La forme finale est le résultat figé d'un processus et d'un mouvement où la matière est à la fois en train de se construire et de régresser. Cela implique une progression, une métamorphose possible où l'idée d'un début et d'une fin probable renvoie à la notion du vivant. Dans ce stade d'entre deux, la forme a le pouvoir de passer du semblable au dissemblable. 
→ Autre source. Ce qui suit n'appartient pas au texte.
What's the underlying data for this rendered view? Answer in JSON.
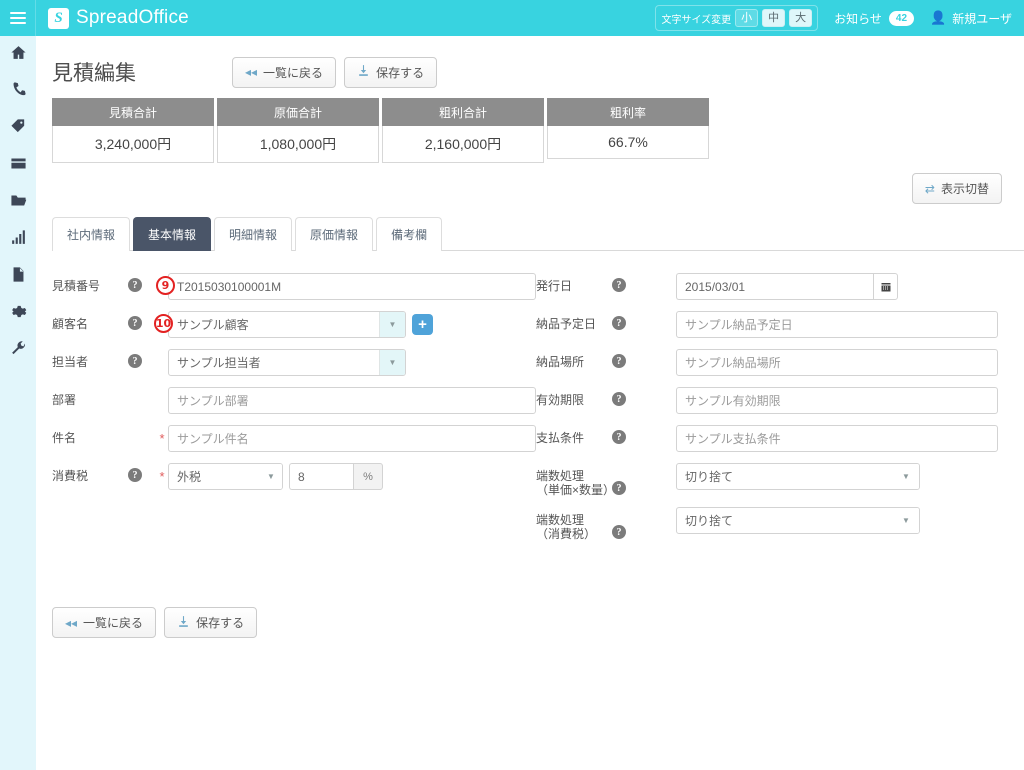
{
  "header": {
    "menu_icon": "hamburger-icon",
    "brand": "SpreadOffice",
    "brand_part1": "Spread",
    "brand_part2": "Office",
    "brand_logo_glyph": "S",
    "fontsize_label": "文字サイズ変更",
    "fontsize_options": [
      "小",
      "中",
      "大"
    ],
    "fontsize_selected": "中",
    "notice_label": "お知らせ",
    "notice_count": "42",
    "user_label": "新規ユーザ",
    "user_icon": "user-icon",
    "accent_color": "#38d3e0"
  },
  "sidebar": {
    "items": [
      {
        "icon": "home-icon",
        "name": "sidebar-item-home"
      },
      {
        "icon": "phone-icon",
        "name": "sidebar-item-phone"
      },
      {
        "icon": "tag-icon",
        "name": "sidebar-item-tag"
      },
      {
        "icon": "card-icon",
        "name": "sidebar-item-card"
      },
      {
        "icon": "folder-icon",
        "name": "sidebar-item-folder"
      },
      {
        "icon": "chart-icon",
        "name": "sidebar-item-chart"
      },
      {
        "icon": "document-icon",
        "name": "sidebar-item-document"
      },
      {
        "icon": "gear-icon",
        "name": "sidebar-item-settings"
      },
      {
        "icon": "wrench-icon",
        "name": "sidebar-item-tools"
      }
    ]
  },
  "page": {
    "title": "見積編集",
    "back_button": "一覧に戻る",
    "save_button": "保存する",
    "toggle_display_button": "表示切替"
  },
  "summary": {
    "columns": [
      {
        "header": "見積合計",
        "value": "3,240,000円"
      },
      {
        "header": "原価合計",
        "value": "1,080,000円"
      },
      {
        "header": "粗利合計",
        "value": "2,160,000円"
      },
      {
        "header": "粗利率",
        "value": "66.7%"
      }
    ]
  },
  "tabs": [
    {
      "label": "社内情報",
      "active": false
    },
    {
      "label": "基本情報",
      "active": true
    },
    {
      "label": "明細情報",
      "active": false
    },
    {
      "label": "原価情報",
      "active": false
    },
    {
      "label": "備考欄",
      "active": false
    }
  ],
  "form_left": {
    "quote_number": {
      "label": "見積番号",
      "value": "T2015030100001M",
      "marker": "9"
    },
    "customer_name": {
      "label": "顧客名",
      "value": "サンプル顧客",
      "marker": "10",
      "add_button": "+"
    },
    "person_in_charge": {
      "label": "担当者",
      "value": "サンプル担当者"
    },
    "department": {
      "label": "部署",
      "value": "サンプル部署"
    },
    "subject": {
      "label": "件名",
      "value": "サンプル件名",
      "required": "*"
    },
    "tax": {
      "label": "消費税",
      "type_value": "外税",
      "rate_value": "8",
      "unit": "%",
      "required": "*"
    }
  },
  "form_right": {
    "issue_date": {
      "label": "発行日",
      "value": "2015/03/01",
      "calendar_icon": "calendar-icon"
    },
    "delivery_date": {
      "label": "納品予定日",
      "value": "サンプル納品予定日"
    },
    "delivery_place": {
      "label": "納品場所",
      "value": "サンプル納品場所"
    },
    "valid_until": {
      "label": "有効期限",
      "value": "サンプル有効期限"
    },
    "payment_terms": {
      "label": "支払条件",
      "value": "サンプル支払条件"
    },
    "rounding_unit": {
      "label_line1": "端数処理",
      "label_line2": "（単価×数量）",
      "value": "切り捨て"
    },
    "rounding_tax": {
      "label_line1": "端数処理",
      "label_line2": "（消費税）",
      "value": "切り捨て"
    }
  },
  "footer": {
    "back_button": "一覧に戻る",
    "save_button": "保存する"
  }
}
A travers les plis, les pleins et les creux de cette recherche formelle, je cherche à trouver des passerelles entre différents mondes organiques.

 

When you take a mass of soft clay and stretch it from inside, it enlarges and metamorphoses while still retaining traces of the transformations that have been made. The imprints of the surface tense, transform and allow the layers that they cover to appear. the body that causes the form to move is hidden by the film of clay that conceals it. All the manipulations and interventions that are engendered by the hand remain imperceptible. The mass, the only thing visible, appears to move and transform by itself, giving the curious impression of being alive. 

 

The final form is the result, frozen in time, of a process and a movement where the material is both building and regressing. In this in-between phase, the form has the power to pass from the similar to the dissimilar. The idea of a possible metamorphosis, the notions of probable beginning and end, reflect back as well on the living.